A team led by Leonardo Ferreira at the Medical University of South Carolina is developing a novel therapy combining lab-made insulin-producing cells with engineered immune cells to protect them. Funded by $1 million from Breakthrough T1D, the approach aims to restore beta cell function without immunosuppressive drugs. This strategy builds on prior research and targets all stages of the disease.
At the Medical University of South Carolina (MUSC), Leonardo Ferreira, Ph.D., is spearheading an effort to transform type 1 diabetes (T1D) treatment. T1D is an autoimmune condition where the immune system attacks the pancreas's insulin-producing beta cells, leaving about 1.5 million Americans reliant on insulin injections, according to the Centers for Disease Control and Prevention. Complications can include nerve damage, blindness, and coma.
The new project, supported by $1 million from Breakthrough T1D, integrates stem cell science, immunology, and transplantation. Collaborators include Holger Russ, Ph.D., from the University of Florida, who specializes in stem cell-derived islet cells, and Michael Brehm, Ph.D., from the University of Massachusetts Medical School, known for humanized mouse models.
The therapy addresses two key challenges in islet cell transplants: donor shortages and immune rejection.
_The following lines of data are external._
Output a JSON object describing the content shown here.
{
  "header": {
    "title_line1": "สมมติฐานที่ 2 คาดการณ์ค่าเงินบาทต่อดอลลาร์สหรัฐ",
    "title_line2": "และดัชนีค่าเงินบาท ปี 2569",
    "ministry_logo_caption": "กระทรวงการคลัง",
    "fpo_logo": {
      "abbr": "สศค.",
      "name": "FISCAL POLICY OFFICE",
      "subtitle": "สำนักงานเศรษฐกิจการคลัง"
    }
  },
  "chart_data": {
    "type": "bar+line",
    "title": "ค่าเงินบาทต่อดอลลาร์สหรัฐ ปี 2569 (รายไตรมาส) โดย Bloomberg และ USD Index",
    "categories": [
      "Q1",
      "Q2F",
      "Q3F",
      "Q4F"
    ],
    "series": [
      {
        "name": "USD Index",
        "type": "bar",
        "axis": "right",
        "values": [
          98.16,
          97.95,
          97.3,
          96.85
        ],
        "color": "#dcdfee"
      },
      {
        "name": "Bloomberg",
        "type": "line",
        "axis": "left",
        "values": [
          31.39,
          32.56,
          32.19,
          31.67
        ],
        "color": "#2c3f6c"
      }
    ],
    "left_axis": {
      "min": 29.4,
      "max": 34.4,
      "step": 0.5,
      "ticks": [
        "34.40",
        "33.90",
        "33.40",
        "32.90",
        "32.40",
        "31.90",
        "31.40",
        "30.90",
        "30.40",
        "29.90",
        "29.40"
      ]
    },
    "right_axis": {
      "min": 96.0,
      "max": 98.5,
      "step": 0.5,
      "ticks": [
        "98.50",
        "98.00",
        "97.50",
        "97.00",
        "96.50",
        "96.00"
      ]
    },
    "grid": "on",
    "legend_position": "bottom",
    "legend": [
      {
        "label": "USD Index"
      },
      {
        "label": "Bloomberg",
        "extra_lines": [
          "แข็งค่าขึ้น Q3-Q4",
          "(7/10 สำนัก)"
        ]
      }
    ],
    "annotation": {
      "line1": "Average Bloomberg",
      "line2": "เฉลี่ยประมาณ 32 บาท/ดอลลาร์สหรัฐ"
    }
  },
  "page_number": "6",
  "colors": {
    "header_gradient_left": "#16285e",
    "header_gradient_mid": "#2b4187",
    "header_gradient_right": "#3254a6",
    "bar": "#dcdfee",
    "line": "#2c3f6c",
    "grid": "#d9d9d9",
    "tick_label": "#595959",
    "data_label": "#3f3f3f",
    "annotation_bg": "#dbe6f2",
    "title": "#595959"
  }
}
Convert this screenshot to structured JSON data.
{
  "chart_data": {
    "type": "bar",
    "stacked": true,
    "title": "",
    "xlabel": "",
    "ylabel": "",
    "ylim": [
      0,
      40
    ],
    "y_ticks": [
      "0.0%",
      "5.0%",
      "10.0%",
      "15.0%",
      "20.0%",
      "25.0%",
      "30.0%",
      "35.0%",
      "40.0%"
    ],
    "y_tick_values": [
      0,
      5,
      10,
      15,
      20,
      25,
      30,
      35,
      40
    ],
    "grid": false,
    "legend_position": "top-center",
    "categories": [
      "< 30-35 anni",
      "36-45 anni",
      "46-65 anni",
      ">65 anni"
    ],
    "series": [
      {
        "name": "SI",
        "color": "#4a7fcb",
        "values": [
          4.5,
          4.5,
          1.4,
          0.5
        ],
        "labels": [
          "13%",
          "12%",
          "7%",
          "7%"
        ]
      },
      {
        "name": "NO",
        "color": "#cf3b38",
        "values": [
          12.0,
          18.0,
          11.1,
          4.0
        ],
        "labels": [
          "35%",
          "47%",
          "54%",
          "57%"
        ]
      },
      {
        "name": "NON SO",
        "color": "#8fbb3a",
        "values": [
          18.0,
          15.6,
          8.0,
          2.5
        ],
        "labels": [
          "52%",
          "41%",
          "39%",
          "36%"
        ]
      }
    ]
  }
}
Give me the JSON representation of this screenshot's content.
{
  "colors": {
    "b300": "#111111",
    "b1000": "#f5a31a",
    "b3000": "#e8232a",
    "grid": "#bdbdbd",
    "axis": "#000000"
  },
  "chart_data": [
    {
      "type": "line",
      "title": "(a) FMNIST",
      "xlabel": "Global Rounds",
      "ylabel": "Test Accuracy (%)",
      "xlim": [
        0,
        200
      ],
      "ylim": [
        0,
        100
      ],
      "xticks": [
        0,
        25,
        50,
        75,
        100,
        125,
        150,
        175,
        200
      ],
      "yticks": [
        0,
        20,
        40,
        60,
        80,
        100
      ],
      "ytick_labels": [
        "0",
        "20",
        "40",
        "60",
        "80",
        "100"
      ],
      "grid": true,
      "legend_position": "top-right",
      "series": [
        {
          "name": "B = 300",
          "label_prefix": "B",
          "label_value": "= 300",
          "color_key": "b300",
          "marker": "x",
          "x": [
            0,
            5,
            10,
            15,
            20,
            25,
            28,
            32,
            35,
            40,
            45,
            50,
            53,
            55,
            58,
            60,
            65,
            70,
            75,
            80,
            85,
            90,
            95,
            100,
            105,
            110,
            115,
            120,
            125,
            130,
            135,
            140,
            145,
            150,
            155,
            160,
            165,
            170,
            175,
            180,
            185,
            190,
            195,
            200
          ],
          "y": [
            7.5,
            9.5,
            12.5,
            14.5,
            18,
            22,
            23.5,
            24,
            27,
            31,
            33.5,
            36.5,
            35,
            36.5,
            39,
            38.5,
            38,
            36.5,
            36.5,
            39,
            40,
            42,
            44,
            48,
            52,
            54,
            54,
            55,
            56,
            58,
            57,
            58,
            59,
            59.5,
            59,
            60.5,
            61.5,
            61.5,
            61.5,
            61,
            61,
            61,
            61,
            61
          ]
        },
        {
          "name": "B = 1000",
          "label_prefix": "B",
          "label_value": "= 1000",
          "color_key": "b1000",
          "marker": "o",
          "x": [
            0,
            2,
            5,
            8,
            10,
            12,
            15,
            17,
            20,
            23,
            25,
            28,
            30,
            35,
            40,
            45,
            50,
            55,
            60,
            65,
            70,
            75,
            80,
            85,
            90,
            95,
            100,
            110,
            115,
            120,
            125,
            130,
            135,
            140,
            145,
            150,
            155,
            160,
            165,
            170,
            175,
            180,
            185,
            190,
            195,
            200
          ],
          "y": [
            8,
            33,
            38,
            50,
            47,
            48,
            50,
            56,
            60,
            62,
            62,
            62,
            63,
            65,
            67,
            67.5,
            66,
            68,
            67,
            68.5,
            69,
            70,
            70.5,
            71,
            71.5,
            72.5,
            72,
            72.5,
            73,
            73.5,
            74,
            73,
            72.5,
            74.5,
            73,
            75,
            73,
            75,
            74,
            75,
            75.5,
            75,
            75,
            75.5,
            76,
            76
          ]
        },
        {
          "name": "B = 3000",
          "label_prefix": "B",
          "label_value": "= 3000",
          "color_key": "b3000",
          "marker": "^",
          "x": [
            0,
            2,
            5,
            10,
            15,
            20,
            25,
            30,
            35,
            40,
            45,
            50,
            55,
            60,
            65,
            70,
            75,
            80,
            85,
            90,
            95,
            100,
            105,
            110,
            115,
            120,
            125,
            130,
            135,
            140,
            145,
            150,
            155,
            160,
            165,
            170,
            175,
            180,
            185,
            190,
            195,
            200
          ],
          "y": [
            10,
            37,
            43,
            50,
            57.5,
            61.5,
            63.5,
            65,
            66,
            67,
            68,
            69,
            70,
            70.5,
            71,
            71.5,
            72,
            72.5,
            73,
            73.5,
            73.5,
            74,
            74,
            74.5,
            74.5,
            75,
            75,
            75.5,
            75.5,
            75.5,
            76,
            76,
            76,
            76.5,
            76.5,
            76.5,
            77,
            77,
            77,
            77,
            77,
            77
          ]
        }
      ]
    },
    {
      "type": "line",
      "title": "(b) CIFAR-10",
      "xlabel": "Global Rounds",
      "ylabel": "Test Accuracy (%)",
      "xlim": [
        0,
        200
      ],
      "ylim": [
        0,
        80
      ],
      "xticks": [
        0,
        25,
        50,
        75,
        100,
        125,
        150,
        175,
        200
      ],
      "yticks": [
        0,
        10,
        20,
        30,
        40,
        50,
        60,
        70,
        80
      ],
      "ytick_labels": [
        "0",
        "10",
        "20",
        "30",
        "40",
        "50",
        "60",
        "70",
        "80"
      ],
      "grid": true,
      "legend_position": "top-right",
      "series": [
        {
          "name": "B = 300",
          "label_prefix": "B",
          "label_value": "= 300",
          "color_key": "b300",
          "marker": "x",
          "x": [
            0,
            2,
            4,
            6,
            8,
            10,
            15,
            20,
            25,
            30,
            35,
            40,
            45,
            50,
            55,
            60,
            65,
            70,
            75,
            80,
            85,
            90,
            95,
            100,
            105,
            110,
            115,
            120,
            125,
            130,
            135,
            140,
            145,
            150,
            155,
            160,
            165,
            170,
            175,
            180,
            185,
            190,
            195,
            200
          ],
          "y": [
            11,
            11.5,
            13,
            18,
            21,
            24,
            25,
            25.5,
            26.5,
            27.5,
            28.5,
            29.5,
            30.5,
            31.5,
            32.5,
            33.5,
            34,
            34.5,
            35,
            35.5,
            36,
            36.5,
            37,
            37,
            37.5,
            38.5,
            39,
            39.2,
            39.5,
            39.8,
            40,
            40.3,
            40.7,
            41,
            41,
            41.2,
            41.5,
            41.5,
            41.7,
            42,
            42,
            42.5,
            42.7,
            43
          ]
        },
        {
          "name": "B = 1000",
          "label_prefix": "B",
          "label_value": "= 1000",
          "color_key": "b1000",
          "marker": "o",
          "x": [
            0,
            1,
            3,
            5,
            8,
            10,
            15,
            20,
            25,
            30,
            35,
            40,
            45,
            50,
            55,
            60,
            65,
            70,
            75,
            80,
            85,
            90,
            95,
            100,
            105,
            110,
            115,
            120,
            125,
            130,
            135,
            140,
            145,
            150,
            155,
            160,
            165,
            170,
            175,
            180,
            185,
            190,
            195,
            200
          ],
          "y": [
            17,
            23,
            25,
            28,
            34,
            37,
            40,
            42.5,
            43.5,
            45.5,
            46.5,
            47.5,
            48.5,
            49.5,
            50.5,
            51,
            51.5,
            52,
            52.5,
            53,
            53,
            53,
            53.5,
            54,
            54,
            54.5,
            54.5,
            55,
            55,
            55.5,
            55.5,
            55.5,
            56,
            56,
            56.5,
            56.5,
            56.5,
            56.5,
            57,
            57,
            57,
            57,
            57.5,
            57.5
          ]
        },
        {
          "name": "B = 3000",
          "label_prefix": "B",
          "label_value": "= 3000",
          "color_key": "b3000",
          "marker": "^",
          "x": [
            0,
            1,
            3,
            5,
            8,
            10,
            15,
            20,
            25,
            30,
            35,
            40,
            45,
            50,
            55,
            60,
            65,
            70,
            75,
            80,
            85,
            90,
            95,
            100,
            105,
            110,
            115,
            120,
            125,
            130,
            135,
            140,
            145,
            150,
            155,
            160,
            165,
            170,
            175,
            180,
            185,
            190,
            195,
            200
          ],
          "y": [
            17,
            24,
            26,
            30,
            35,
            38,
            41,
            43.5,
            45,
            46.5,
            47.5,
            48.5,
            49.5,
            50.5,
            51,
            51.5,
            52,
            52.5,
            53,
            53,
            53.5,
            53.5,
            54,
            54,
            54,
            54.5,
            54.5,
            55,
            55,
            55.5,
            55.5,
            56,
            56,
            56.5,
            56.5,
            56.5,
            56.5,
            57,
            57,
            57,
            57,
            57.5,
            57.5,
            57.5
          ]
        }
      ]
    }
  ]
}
Researchers produce beta cells from stem cells in the lab, providing a scalable supply that can be frozen and stored. To prevent rejection, Ferreira engineers regulatory T cells (Tregs) with chimeric antigen receptors (CARs) that target a specific protein on the beta cells, acting as protectors.
"These awards support the most promising work that can significantly advance the path to cures for type 1 diabetes," Ferreira said. The approach avoids immunosuppressive drugs, which pose long-term risks, especially for children.
This builds on a 2021 Discovery Pilot grant from the South Carolina Clinical & Translational Research Institute, which initially connected Ferreira and Russ. In preclinical studies with humanized mice, the protection lasted up to one month, the longest tested so far. Future work will explore extending this duration and improving delivery.
"We're trying to develop a therapy that would work for all people with type 1 diabetes at every stage, even people who have had the disease for many years and have no beta cells left," Ferreira stated. If successful, it could shift T1D from management to cure, with broader implications for regenerative medicine.
"I think this can change how medicine is done," Ferreira added. "Instead of treating symptoms, we can actually replace the missing cells."